Glencore CEO Ivan Glasenberg. Picture: BLOOMBERG/ANDREY RUDAKOV
Glencore CEO Ivan Glasenberg. Picture: BLOOMBERG/ANDREY RUDAKOV

Glencore still regarded SA as "an interesting country", Ivan Glasenberg, CEO of the diversified miner and marketer, said on Tuesday. Glencore was investing in SA and would continue to do so if there were other opportunities, he said. But he was not looking at the thermal coal assets in SA that South32 has said it would sell, he said.

Glencore announced in October it would buy 75% of the Chevron SA assets, which include 820 service stations and a crude oil refinery, for $973m.

It followed a deal in August to enter Mexico’s fuel distribution business with a local partner.

Glasenberg said Glencore would continue to grow its downstream fuel business, which complemented its oil-trading activities, and it had looked in various African countries. It was too early to say whether it would consider listing the Chevron SA business but it would consider partnerships.

He said Glencore would look at upstream oil opportunities but it was more focused on the downstream sector.

Asked about the significance of appointing former Reserve Bank governor Gill Marcus to Glencore’s board, Glasenberg said she would bring expertise in her knowledge of SA as well as finance.
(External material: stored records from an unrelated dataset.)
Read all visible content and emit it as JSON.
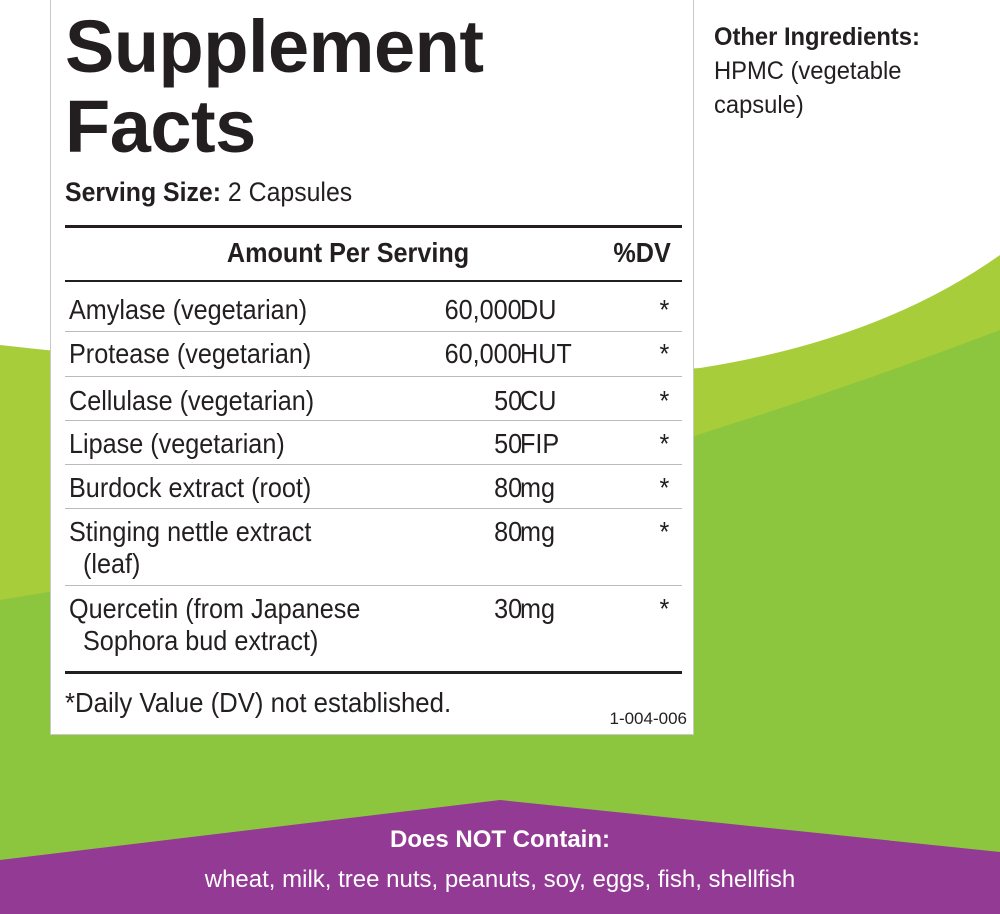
{
  "colors": {
    "green_light": "#a8cd3a",
    "green_dark": "#8cc63f",
    "purple": "#933a95"
  },
  "panel": {
    "title_line1": "Supplement",
    "title_line2": "Facts",
    "serving_label": "Serving Size:",
    "serving_value": "2 Capsules",
    "header_amount": "Amount Per Serving",
    "header_dv": "%DV",
    "rows": [
      {
        "name": "Amylase (vegetarian)",
        "amount": "60,000",
        "unit": "DU",
        "dv": "*"
      },
      {
        "name": "Protease (vegetarian)",
        "amount": "60,000",
        "unit": "HUT",
        "dv": "*"
      },
      {
        "name": "Cellulase (vegetarian)",
        "amount": "50",
        "unit": "CU",
        "dv": "*"
      },
      {
        "name": "Lipase (vegetarian)",
        "amount": "50",
        "unit": "FIP",
        "dv": "*"
      },
      {
        "name": "Burdock extract (root)",
        "amount": "80",
        "unit": "mg",
        "dv": "*"
      },
      {
        "name": "Stinging nettle extract",
        "name2": "(leaf)",
        "amount": "80",
        "unit": "mg",
        "dv": "*"
      },
      {
        "name": "Quercetin (from Japanese",
        "name2": "Sophora bud extract)",
        "amount": "30",
        "unit": "mg",
        "dv": "*"
      }
    ],
    "footnote": "*Daily Value (DV) not established.",
    "code": "1-004-006"
  },
  "other": {
    "label": "Other Ingredients:",
    "line1": "HPMC (vegetable",
    "line2": "capsule)"
  },
  "banner": {
    "title": "Does NOT Contain:",
    "text": "wheat, milk, tree nuts, peanuts, soy, eggs, fish, shellfish"
  }
}
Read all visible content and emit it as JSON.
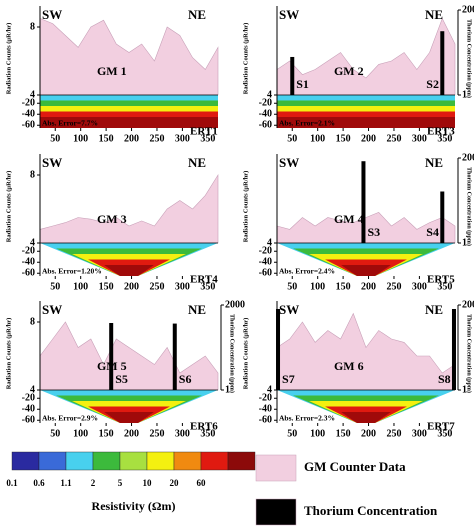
{
  "chart_data": [
    {
      "type": "area",
      "sw": "SW",
      "ne": "NE",
      "profile_label": "GM 1",
      "section_label": "ERT1",
      "error_label": "Abs. Error=7.7%",
      "y_label": "Radiation Counts (μR/hr)",
      "x": [
        20,
        45,
        70,
        95,
        120,
        145,
        170,
        195,
        220,
        245,
        270,
        295,
        320,
        345,
        370
      ],
      "series": [
        {
          "color": "#f2cfe0",
          "values": [
            8.5,
            8.2,
            7.5,
            6.8,
            8,
            8.4,
            7,
            6.5,
            7,
            6,
            8,
            7.5,
            6.2,
            5.5,
            6.8
          ]
        }
      ],
      "xlim": [
        20,
        370
      ],
      "xticks": [
        50,
        100,
        150,
        200,
        250,
        300,
        350
      ],
      "ylim": [
        4,
        9
      ],
      "yticks": [
        8,
        4
      ],
      "depth_lim": [
        -5,
        -65
      ],
      "depth_ticks": [
        -20,
        -40,
        -60
      ]
    },
    {
      "type": "area",
      "sw": "SW",
      "ne": "NE",
      "profile_label": "GM 2",
      "section_label": "ERT3",
      "error_label": "Abs. Error=2.1%",
      "y_label": "Radiation Counts (μR/hr)",
      "y2_label": "Thorium Concentration (ppm)",
      "x": [
        20,
        45,
        70,
        95,
        120,
        145,
        170,
        195,
        220,
        245,
        270,
        295,
        320,
        345,
        370
      ],
      "series": [
        {
          "color": "#f2cfe0",
          "values": [
            5.5,
            6,
            5.2,
            5.5,
            6,
            6.5,
            5.5,
            5,
            5.8,
            6,
            6.5,
            5.5,
            6.5,
            8.5,
            7
          ]
        }
      ],
      "thorium": {
        "color": "#000000",
        "labels": [
          "S1",
          "S2"
        ],
        "x": [
          50,
          345
        ],
        "values": [
          30,
          300
        ]
      },
      "xlim": [
        20,
        370
      ],
      "xticks": [
        50,
        100,
        150,
        200,
        250,
        300,
        350
      ],
      "ylim": [
        4,
        9
      ],
      "yticks": [
        4
      ],
      "y2lim": [
        1,
        2000
      ],
      "y2ticks": [
        2000,
        1
      ],
      "y2log": true,
      "depth_lim": [
        -5,
        -65
      ],
      "depth_ticks": [
        -20,
        -40,
        -60
      ]
    },
    {
      "type": "area",
      "sw": "SW",
      "ne": "NE",
      "profile_label": "GM 3",
      "section_label": "ERT4",
      "error_label": "Abs. Error=1.20%",
      "y_label": "Radiation Counts (μR/hr)",
      "x": [
        20,
        45,
        70,
        95,
        120,
        145,
        170,
        195,
        220,
        245,
        270,
        295,
        320,
        345,
        370
      ],
      "series": [
        {
          "color": "#f2cfe0",
          "values": [
            4.8,
            5,
            5.2,
            5.5,
            5.4,
            5.2,
            5.5,
            5,
            5.3,
            5,
            6,
            6.5,
            6,
            6.8,
            8
          ]
        }
      ],
      "xlim": [
        20,
        370
      ],
      "xticks": [
        50,
        100,
        150,
        200,
        250,
        300,
        350
      ],
      "ylim": [
        4,
        9
      ],
      "yticks": [
        8,
        4
      ],
      "depth_lim": [
        -5,
        -65
      ],
      "depth_ticks": [
        -20,
        -40,
        -60
      ]
    },
    {
      "type": "area",
      "sw": "SW",
      "ne": "NE",
      "profile_label": "GM 4",
      "section_label": "ERT5",
      "error_label": "Abs. Error=2.4%",
      "y_label": "Radiation Counts (μR/hr)",
      "y2_label": "Thorium Concentration (ppm)",
      "x": [
        20,
        45,
        70,
        95,
        120,
        145,
        170,
        195,
        220,
        245,
        270,
        295,
        320,
        345,
        370
      ],
      "series": [
        {
          "color": "#f2cfe0",
          "values": [
            5,
            4.8,
            5.5,
            5,
            5.5,
            5.3,
            5.2,
            5.5,
            5.8,
            5,
            5.5,
            4.8,
            5.2,
            5.5,
            5
          ]
        }
      ],
      "thorium": {
        "color": "#000000",
        "labels": [
          "S3",
          "S4"
        ],
        "x": [
          190,
          345
        ],
        "values": [
          1500,
          100
        ]
      },
      "xlim": [
        20,
        370
      ],
      "xticks": [
        50,
        100,
        150,
        200,
        250,
        300,
        350
      ],
      "ylim": [
        4,
        9
      ],
      "yticks": [
        4
      ],
      "y2lim": [
        1,
        2000
      ],
      "y2ticks": [
        2000,
        1
      ],
      "y2log": true,
      "depth_lim": [
        -5,
        -65
      ],
      "depth_ticks": [
        -20,
        -40,
        -60
      ]
    },
    {
      "type": "area",
      "sw": "SW",
      "ne": "NE",
      "profile_label": "GM 5",
      "section_label": "ERT6",
      "error_label": "Abs. Error=2.9%",
      "y_label": "Radiation Counts (μR/hr)",
      "y2_label": "Thorium Concentration (ppm)",
      "x": [
        20,
        45,
        70,
        95,
        120,
        145,
        170,
        195,
        220,
        245,
        270,
        295,
        320,
        345,
        370
      ],
      "series": [
        {
          "color": "#f2cfe0",
          "values": [
            6,
            7,
            8,
            6.5,
            7,
            5.5,
            7,
            6.5,
            6,
            5.5,
            6.5,
            5,
            5.5,
            6,
            5
          ]
        }
      ],
      "thorium": {
        "color": "#000000",
        "labels": [
          "S5",
          "S6"
        ],
        "x": [
          160,
          285
        ],
        "values": [
          400,
          380
        ]
      },
      "xlim": [
        20,
        370
      ],
      "xticks": [
        50,
        100,
        150,
        200,
        250,
        300,
        350
      ],
      "ylim": [
        4,
        9
      ],
      "yticks": [
        8,
        4
      ],
      "y2lim": [
        1,
        2000
      ],
      "y2ticks": [
        2000,
        1
      ],
      "y2log": true,
      "depth_lim": [
        -5,
        -65
      ],
      "depth_ticks": [
        -20,
        -40,
        -60
      ]
    },
    {
      "type": "area",
      "sw": "SW",
      "ne": "NE",
      "profile_label": "GM 6",
      "section_label": "ERT7",
      "error_label": "Abs. Error=2.3%",
      "y_label": "Radiation Counts (μR/hr)",
      "y2_label": "Thorium Concentration (ppm)",
      "x": [
        20,
        45,
        70,
        95,
        120,
        145,
        170,
        195,
        220,
        245,
        270,
        295,
        320,
        345,
        370
      ],
      "series": [
        {
          "color": "#f2cfe0",
          "values": [
            6.5,
            7,
            8,
            6.8,
            7.5,
            7,
            8.5,
            6.5,
            7.5,
            7,
            6.8,
            6,
            6,
            5,
            5.5
          ]
        }
      ],
      "thorium": {
        "color": "#000000",
        "labels": [
          "S7",
          "S8"
        ],
        "x": [
          22,
          368
        ],
        "values": [
          1400,
          1400
        ]
      },
      "xlim": [
        20,
        370
      ],
      "xticks": [
        50,
        100,
        150,
        200,
        250,
        300,
        350
      ],
      "ylim": [
        4,
        9
      ],
      "yticks": [
        4
      ],
      "y2lim": [
        1,
        2000
      ],
      "y2ticks": [
        2000,
        1
      ],
      "y2log": true,
      "depth_lim": [
        -5,
        -65
      ],
      "depth_ticks": [
        -20,
        -40,
        -60
      ]
    }
  ],
  "colorbar": {
    "label": "Resistivity (Ωm)",
    "ticks": [
      0.1,
      0.6,
      1.1,
      2,
      5,
      10,
      20,
      60
    ],
    "colors": [
      "#2a2aa0",
      "#3a6ad8",
      "#48d0ee",
      "#3cba3c",
      "#a8e040",
      "#f4f010",
      "#f08a10",
      "#e01a10",
      "#8c0a0a"
    ]
  },
  "legend": [
    {
      "name": "GM Counter Data",
      "color": "#f2cfe0"
    },
    {
      "name": "Thorium Concentration",
      "color": "#000000"
    }
  ]
}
Glencore would have at least twice as much to distribute to its shareholders in February at $2bn as it did in February 2017, chief financial officer Steven Kalmin said. In 2016, Glencore announced a new distribution policy of at least $1bn to shareholders from its marketing business and 25% of the free cash flow from its industrial assets.

Asked whether Glencore would consider matching the 40%-50% payout ratios of its peers, Kalmin said the group would not be hostage to what others were paying. If there were attractive opportunities for reinvesting spare cash, offering returns of 15% or more, shareholders would welcome it. But if there were no attractive investment opportunities, Glencore could pay out more than 25% of industrial free cash flow.

Glencore’s share price was down more than 1% at R63.19 in late trade but has gained 20% in 2017. Glasenberg said Glencore’s product mix of copper, cobalt, zinc, lead, nickel and thermal coal put it in the best position in its peer group to respond to the electric vehicle revolution. To realise 30-million electric vehicle sales by 2030, global cobalt supply would have to increase fourfold from 2016 levels, copper 18% and nickel 56%. Higher prices would be needed to incentivise the next generation of mine development.